RTKfan writes "Chalk up another achievement for distributed computing! MathWorld is reporting that the 42nd, and now-largest, Mersenne Prime has probably been discovered. The number in question is currently being double-checked by George Woltman, organizer of GIMPS (the Great Internet Mersenne Prime Search). If this pans out, GIMPS will have been responsible for the eight current largest Mersenne Primes ever discovered."

Re:Would a math geek...

[Smallpond]

A Mersenne number is all ones when written in binary. If its prime, it is a Mersenne prime.

Two unknowns

[MaGogue]

This has not yet been confirmed, therefore there could be less than 42 known Mersenne primes.

Hovewer, according to MathWorld, there is a chance that it is not the 42nd Mersenne prime at all for another reason :

"However, note that the region between the 39th and 40th known Mersenne primes has not been completely searched, so it is not known if M20,996,011 is actually the 40th Mersenne prime.."
Looks like the big math guys don't exactly know how to count at all ;)

Re:Practical Applications/Uses?

[vivin]

It's a mathematical curiosity in some cases - just to find it for the sake of finding it, or for the glory of finding it. You know, like being the first to do something cool.

Also, necessity is the mother of invention. Even if Big Primes aren't really a necessity, it has brought forth some really innovative algorithms and methods to finding prime numbers. Furthermore, it has developed newer and faster ways for multiplying integers.

In 1968, Strassen figured out how to multiply integers quickly by using Fast Fourier Transforms. Strassen, along with Schönhage improved on the method and published a refined version in 1971. GIMPS now uses an improved version of their algorithm. This improved version was developed by Richard Crandall (a longtime researcher of Mersenne Primes).

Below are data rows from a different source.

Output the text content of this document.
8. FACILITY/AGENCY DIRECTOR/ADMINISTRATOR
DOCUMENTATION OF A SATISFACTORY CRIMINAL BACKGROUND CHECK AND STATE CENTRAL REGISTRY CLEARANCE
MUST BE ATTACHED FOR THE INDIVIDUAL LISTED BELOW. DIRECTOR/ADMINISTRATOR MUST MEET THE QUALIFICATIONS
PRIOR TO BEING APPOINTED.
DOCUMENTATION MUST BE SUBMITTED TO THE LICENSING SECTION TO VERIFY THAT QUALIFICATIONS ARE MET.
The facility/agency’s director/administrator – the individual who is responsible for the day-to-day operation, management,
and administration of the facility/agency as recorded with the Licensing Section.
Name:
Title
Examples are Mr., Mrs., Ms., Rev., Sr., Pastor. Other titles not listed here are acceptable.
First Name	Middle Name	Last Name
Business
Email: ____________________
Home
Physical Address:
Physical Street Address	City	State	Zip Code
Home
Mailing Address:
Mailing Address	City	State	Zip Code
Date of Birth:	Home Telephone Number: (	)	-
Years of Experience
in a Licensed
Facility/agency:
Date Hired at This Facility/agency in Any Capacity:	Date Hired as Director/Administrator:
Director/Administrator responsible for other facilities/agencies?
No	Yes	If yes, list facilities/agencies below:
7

Another application of finding Prime Numbers is to test computer hardware. Since testing Primes involves a thorough excercise of basic mathematical operations, it provides a good test for hardware. Software routines from GIMPS were used by Intel to test the PII and the Pentium Pro chips before they were shipped. The search for prime numbers was also indirectly responsible for the discovery of the infamous FDIV bug on the Pentium, during the calculation of the twin prime constant (by Thomas Nicely).